1. RAID: SONY (DVD-RW)
2. IDE: 250 SAMSUNG
3. Disabled

I've inserted Windows XP HOME + SP2 CD, rebooted PC. And I get the following message:

CDBOOT: Couldn't Find NTLDR

Could someone please tell me how i can resolve this problem.

Thanks


----------



## JohnthePilot (Mar 30, 2006)

Fantasy said:


> Hi everyone,
> I've have a big problem, I've installed a new Hard Disk (250GB SAMSUNG IDE), I've made it a "Master", now in the Bios (Motherboard - ASUS P5B) I have the following boot sequence.
> 
> 1. RAID: SONY (DVD-RW)
> ...


Have a look at this site: http://www.computerhope.com/issues/ch000465.htm


----------



## Fantasy (Oct 4, 2006)

Thanks, for your quick reply. 
I had a look at the website and some of the solutions described, i have already tried.

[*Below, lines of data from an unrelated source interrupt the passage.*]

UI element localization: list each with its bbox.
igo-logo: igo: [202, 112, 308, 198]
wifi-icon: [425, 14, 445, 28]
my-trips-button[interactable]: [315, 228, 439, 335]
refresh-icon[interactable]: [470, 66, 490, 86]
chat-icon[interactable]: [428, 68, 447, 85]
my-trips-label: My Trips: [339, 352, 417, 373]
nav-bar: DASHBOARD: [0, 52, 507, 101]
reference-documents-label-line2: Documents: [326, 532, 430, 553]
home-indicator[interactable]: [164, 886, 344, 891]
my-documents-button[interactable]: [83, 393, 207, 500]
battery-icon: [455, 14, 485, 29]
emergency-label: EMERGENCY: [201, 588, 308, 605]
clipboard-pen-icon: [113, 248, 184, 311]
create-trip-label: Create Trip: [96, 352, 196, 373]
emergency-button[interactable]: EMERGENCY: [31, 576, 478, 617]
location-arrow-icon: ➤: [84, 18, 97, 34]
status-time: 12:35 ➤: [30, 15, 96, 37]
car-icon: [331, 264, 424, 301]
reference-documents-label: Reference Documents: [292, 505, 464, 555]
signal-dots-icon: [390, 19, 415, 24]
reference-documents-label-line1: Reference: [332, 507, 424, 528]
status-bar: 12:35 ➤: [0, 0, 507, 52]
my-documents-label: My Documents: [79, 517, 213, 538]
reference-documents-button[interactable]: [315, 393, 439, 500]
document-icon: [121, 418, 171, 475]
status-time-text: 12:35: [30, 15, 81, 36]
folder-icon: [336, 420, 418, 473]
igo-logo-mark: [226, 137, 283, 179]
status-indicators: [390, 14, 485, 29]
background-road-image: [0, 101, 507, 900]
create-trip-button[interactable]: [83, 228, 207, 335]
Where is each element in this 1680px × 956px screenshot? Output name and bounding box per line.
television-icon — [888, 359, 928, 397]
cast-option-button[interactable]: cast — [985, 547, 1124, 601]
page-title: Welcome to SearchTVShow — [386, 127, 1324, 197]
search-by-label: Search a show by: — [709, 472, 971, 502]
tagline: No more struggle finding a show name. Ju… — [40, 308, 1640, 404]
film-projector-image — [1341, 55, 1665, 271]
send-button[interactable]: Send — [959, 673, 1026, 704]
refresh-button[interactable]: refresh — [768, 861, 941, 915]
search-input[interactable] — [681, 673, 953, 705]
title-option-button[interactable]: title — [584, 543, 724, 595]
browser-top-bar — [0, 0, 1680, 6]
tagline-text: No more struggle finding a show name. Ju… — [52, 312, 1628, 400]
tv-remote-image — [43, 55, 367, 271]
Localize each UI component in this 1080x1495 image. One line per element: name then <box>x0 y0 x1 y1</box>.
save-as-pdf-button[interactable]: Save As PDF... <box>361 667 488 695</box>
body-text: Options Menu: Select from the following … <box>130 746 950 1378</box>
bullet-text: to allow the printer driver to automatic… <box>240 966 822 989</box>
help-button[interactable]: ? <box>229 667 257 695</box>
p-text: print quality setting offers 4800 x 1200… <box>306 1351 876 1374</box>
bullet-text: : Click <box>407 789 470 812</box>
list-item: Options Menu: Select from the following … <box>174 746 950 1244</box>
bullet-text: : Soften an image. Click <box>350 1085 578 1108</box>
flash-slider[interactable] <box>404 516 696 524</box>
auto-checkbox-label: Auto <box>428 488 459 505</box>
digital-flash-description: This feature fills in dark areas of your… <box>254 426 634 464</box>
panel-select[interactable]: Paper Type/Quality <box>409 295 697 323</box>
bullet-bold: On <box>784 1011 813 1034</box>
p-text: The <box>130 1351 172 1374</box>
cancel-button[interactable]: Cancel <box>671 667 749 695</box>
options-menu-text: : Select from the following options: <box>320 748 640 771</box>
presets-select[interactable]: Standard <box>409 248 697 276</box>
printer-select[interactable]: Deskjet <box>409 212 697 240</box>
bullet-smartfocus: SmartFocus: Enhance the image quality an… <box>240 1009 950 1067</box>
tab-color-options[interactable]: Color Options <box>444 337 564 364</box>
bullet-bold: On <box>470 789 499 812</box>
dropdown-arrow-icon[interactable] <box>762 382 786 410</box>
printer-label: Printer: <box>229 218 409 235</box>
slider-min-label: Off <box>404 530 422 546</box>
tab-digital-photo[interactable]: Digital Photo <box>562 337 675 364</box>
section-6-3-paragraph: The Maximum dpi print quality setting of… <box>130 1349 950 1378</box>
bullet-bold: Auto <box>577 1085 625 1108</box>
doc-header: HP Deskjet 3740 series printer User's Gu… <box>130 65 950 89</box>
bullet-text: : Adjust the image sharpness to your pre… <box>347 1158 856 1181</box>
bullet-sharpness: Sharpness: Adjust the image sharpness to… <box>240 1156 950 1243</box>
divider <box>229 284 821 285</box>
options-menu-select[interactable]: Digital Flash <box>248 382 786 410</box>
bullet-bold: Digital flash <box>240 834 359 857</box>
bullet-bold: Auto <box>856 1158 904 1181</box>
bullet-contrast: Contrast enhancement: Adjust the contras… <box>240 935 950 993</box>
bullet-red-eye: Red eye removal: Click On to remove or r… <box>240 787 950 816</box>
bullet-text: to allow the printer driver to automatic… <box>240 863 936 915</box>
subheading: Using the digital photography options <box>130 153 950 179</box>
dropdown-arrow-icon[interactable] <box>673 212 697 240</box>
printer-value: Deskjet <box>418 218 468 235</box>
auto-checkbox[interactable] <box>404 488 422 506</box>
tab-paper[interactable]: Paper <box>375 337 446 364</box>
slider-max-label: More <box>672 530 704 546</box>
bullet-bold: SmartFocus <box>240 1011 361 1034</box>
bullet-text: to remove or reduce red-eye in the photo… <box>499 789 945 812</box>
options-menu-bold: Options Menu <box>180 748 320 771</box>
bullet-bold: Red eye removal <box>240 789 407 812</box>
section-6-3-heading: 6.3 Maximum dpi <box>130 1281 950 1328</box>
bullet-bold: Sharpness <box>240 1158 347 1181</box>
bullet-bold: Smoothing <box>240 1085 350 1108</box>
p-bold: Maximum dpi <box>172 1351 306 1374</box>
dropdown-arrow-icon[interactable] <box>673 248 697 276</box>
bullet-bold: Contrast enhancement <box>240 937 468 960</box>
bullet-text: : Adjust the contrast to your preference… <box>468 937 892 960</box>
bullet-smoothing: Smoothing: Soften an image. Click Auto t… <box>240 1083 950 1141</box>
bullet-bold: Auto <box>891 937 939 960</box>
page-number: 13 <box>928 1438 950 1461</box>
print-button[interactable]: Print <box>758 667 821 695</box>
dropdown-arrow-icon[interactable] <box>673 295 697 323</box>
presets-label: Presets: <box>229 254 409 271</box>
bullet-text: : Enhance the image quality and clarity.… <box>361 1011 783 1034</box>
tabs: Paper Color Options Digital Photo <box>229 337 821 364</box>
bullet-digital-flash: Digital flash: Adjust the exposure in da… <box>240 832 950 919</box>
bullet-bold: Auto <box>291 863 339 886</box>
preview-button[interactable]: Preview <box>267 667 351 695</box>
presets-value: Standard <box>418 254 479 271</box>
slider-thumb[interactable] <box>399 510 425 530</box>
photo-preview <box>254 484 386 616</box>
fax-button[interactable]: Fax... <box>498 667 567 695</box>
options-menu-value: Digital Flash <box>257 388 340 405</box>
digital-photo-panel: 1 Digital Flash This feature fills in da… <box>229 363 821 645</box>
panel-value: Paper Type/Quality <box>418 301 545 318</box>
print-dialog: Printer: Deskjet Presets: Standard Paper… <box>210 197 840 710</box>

But either way's thanks and i'll try again, tonight. Just in case i've made a mistake.

Thanks again.


----------



## Fantasy (Oct 4, 2006)

Thanks for your help, either ways i've managed to install Windows Xp, thanks to an External USB CD-RW which my friend and lend me.
I Just connected the USB Device made the change in the Bios and the way it go, works find. But either way, once the weekend arrives i'm going to check all the cabling, just in case!

Again, Thanks for the Help.


----------



## WebKing (Dec 16, 2006)

Thanks John, That's a great very well elaborated guide for the NTLOADER issue. I learned something new today.


----------